Un projet poétique autobiographique, mythique et historique

Le grand poème de H.D. (Hilda Doolittle), Hélène en Égypte (1961), a déjà été publié en français en 1992 aux éditions de La Différence. Il reparait aujourd’hui aux éditions Corti dans une version revue par son traducteur, Jean-Paul Auxeméry, et accompagnée d’utiles « péritextes ».


H.D., Hélène en Égypte. Trad. de l’anglais (États-Unis) par Jean-Paul Auxeméry. José Corti, coll. « Série américaine », 352 p., 23 € 


Hilda Doolittle (1886-1961), Américaine mais ayant vécu en Grande–Bretagne, baptisée H.D. par Ezra Pound et déclarée imagiste par lui, commence sa carrière en poésie pendant la Première Guerre mondiale. Elle publie ensuite aussi de la prose (dont le récit de son analyse avec Freud) et de longues œuvres poétiques, Trilogie (1944-1946), Hélène en Égypte (1961), qui avaient l’ambition de rivaliser avec les grandes « épopées » américaines (Whitman, Crane, Pound…) et d’instaurer, dans le cas d’Hélène en Égypte, un dialogue avec les textes de l’Antiquité.

Hélène en Égypte, de H.D. : un projet poétique autobiographique

« La Guerre de Troie : l’enlèvement d’Hélène » (entre 1300 et 1350) © Gallica/BnF

Hélène en Égypte, qui fait environ 300 pages, est divisé en trois parties (« Palinodie », « Leukè » et « Eidolon »), comprenant six ou sept livres chacune, chaque livre étant lui-même composé de huit chants. Des indications en prose précèdent les chants, toujours composés de tercets en vers très courts. La « manière » du livre est celle d’un modernisme oblique et allusif ; elle est cependant de tonalité un peu mystique et plongée dans des références mythologiques et ésotériques. Le thème choisi se veut un contrepied à l’Iliade : Hilda Doolittle emprunte à Stésichore l’histoire d’une Hélène qui n’est jamais allée à Troie, mais a été amenée en Égypte par Hermès, et dont, seul, le double fantomal se trouvait parmi les Troyens. La guerre n’aurait donc été menée que « pour » une illusion.

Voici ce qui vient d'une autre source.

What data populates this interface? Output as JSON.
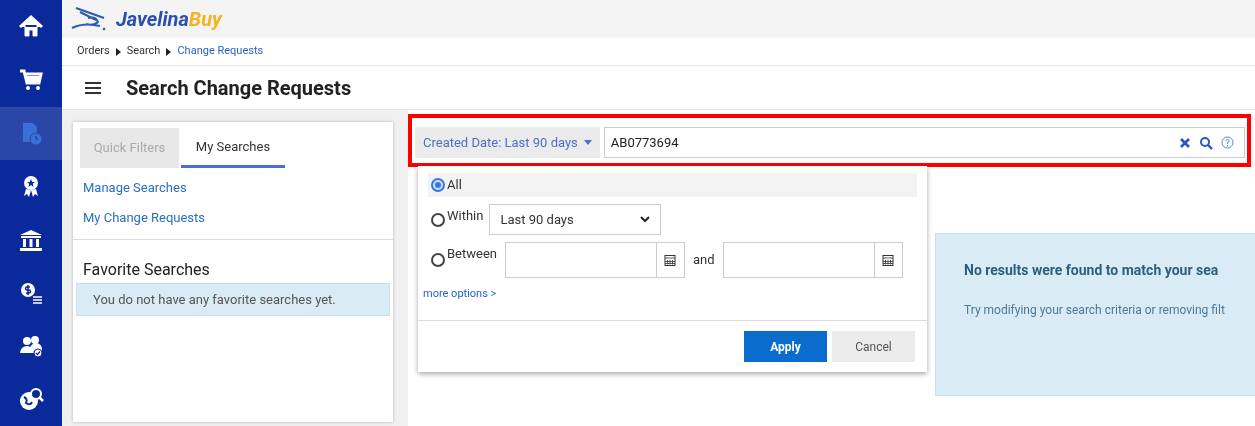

La visée féminine, sinon féministe, de ce choix éloigne de l’épopée et permet au texte de se diriger plutôt vers la mise en scène lyrique d’une âme dont on comprend qu’elle est autant celle d’Hélène que de H.D. Les enjeux sont ceux de l’existence de la poétesse et de son époque (les conflits mondiaux qu’elle a vécus). Les hommes qui sont rencontrés ou évoqués, tout en étant Achille, Pâris, Thésée, Ménélas et Ulysse, « représentent » des hommes qu’elle a connus (Thésée « est » Sigmund Freud, Ulysse « est » Ezra Pound) ; ils introduisent ainsi à différents domaines de la culture antique ou contemporaine (la guerre, l’interprétation de l’inconscient, l’art…) sans faire sortir le texte de sa concentration sur la psyché et les rêves.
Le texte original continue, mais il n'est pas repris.